Operando X-ray absorption spectroscopy studies of Fe and Co based catalyst on WO3/BiVo4 photoanodes for water splitting

The goal of this thesis is to experimentally study the local atomic and electronic structure of two compounds used as co-catalysts of photoelectrochemical reactions using X-ray absorption spectroscopy (XAS) with synchrotron radiation. Specifically, CoFe-prussian blue and amorphous CoFe-oxide layers deposited on WO3/BiVO4 were studied before, during and after photoelectrocatalysis. Firstly, ex-situ XAS at the Fe and Co K-edges were performed in order to understand the initial local structure around these cations. Then, the samples spectroscopical features were investigated by employing a specifically designed photoelectrochemical cell, and operando measurements were performed under the application of a bias potential and illumination in order to reproduce the operating conditions.

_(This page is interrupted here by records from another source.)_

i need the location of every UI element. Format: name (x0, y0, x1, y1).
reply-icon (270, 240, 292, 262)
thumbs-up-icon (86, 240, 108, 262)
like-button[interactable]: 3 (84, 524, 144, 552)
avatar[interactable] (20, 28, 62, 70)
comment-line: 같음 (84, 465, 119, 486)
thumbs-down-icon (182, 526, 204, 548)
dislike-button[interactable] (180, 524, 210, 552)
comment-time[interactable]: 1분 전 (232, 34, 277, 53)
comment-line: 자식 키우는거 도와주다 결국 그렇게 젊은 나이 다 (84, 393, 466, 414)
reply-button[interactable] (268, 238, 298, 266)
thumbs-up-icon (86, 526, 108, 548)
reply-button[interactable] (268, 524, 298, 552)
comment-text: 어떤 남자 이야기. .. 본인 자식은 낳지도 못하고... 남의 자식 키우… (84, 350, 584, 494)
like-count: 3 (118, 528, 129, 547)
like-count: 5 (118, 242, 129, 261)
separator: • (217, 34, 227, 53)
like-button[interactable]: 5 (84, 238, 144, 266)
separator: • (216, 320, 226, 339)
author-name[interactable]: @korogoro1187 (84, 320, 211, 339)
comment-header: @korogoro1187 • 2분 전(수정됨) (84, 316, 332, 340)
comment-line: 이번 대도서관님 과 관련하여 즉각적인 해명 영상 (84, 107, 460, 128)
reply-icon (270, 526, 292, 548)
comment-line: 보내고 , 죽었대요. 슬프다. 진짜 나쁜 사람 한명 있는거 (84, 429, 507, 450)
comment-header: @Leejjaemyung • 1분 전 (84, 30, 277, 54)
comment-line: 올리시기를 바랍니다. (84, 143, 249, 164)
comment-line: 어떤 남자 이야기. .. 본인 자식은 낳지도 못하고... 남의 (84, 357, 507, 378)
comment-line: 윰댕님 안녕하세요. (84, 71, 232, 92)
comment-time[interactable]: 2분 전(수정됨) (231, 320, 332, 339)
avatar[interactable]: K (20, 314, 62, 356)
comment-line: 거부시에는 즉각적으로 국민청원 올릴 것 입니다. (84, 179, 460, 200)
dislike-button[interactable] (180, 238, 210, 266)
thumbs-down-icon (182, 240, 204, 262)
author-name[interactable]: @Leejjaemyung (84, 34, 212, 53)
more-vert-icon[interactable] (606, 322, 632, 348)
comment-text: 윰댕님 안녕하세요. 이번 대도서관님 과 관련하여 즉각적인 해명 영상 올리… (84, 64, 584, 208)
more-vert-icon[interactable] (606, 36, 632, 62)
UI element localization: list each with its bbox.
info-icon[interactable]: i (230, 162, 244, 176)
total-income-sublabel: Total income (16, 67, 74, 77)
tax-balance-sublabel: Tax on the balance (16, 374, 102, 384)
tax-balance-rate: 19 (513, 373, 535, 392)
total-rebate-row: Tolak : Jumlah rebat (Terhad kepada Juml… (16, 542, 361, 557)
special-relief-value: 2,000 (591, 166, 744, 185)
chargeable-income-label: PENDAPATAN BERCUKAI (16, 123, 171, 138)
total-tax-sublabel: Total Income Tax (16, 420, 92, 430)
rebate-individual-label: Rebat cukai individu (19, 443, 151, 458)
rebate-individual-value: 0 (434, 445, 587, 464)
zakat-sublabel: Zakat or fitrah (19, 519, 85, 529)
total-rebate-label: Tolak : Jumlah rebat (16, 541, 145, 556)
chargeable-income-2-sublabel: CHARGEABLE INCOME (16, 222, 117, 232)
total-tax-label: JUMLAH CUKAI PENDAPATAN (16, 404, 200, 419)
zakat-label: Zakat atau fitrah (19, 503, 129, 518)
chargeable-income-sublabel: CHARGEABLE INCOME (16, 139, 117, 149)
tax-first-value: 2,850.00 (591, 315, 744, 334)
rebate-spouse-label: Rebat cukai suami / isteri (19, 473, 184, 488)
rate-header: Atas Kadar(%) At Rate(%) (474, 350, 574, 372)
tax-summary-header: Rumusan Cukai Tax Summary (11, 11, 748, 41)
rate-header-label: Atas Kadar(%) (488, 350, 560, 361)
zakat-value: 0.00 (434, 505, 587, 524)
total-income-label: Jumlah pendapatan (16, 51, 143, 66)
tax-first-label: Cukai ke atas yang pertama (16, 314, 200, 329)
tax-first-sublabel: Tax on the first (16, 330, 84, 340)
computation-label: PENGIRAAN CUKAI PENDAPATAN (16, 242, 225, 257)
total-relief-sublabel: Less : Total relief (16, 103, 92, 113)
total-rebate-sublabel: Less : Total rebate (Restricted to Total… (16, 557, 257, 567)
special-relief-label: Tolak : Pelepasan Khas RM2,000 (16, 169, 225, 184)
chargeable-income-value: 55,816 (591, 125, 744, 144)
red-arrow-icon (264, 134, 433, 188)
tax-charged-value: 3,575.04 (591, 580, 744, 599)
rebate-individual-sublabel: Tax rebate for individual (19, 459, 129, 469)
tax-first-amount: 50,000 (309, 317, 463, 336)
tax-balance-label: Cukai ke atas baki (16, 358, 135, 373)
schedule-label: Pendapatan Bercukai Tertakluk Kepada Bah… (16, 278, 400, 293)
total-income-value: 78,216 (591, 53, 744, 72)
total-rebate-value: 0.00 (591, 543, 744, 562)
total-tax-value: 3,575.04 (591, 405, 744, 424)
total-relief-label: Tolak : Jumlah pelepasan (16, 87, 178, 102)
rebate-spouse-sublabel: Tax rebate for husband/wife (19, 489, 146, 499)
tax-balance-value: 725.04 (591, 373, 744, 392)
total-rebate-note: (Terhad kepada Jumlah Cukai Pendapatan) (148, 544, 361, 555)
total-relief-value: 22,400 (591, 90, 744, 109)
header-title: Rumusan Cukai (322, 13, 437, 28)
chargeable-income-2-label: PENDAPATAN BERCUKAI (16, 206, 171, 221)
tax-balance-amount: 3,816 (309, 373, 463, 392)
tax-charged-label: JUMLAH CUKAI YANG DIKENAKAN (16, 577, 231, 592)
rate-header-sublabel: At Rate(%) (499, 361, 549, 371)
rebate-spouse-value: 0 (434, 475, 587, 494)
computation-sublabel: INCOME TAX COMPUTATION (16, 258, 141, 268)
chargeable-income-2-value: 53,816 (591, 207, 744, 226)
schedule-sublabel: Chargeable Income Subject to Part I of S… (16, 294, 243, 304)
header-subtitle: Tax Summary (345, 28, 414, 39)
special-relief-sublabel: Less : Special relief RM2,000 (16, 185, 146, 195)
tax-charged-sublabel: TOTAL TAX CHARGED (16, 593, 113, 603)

In absence of light excitation, we investigated the bias-dependence of the XAS spectrum on Co-K edge for both catalysts, observing that the cocatalyst oxidizes while in the PEC cell under bias. When the electrolyte is removed, it tends to revert to the initial state. Successively, to see the effect of light, a second operando measurement were performed illuminating the samples (while in PEC with electrolyte) in two different methods: by illuminating constantly and intermittently. We found that illuminating the sample produces a slight modification in the absorption spectra, which was further investigated by FEXRAV (fixed energy X-ray absorption voltammetry). This last technique was performed to map better the oxidation states of the samples in the applied potential window, finding out that CoFe−PB and CoFeOx have different behavior. In fact, for CoFe−PB it takes an higher voltage in the dark than in the light to start the oxidation process whereas for CoFeOx the opposite behavior is found. A preliminary interpretation is that this is due to the different recombination processes of electrons between the co-catalyst and BiVO4.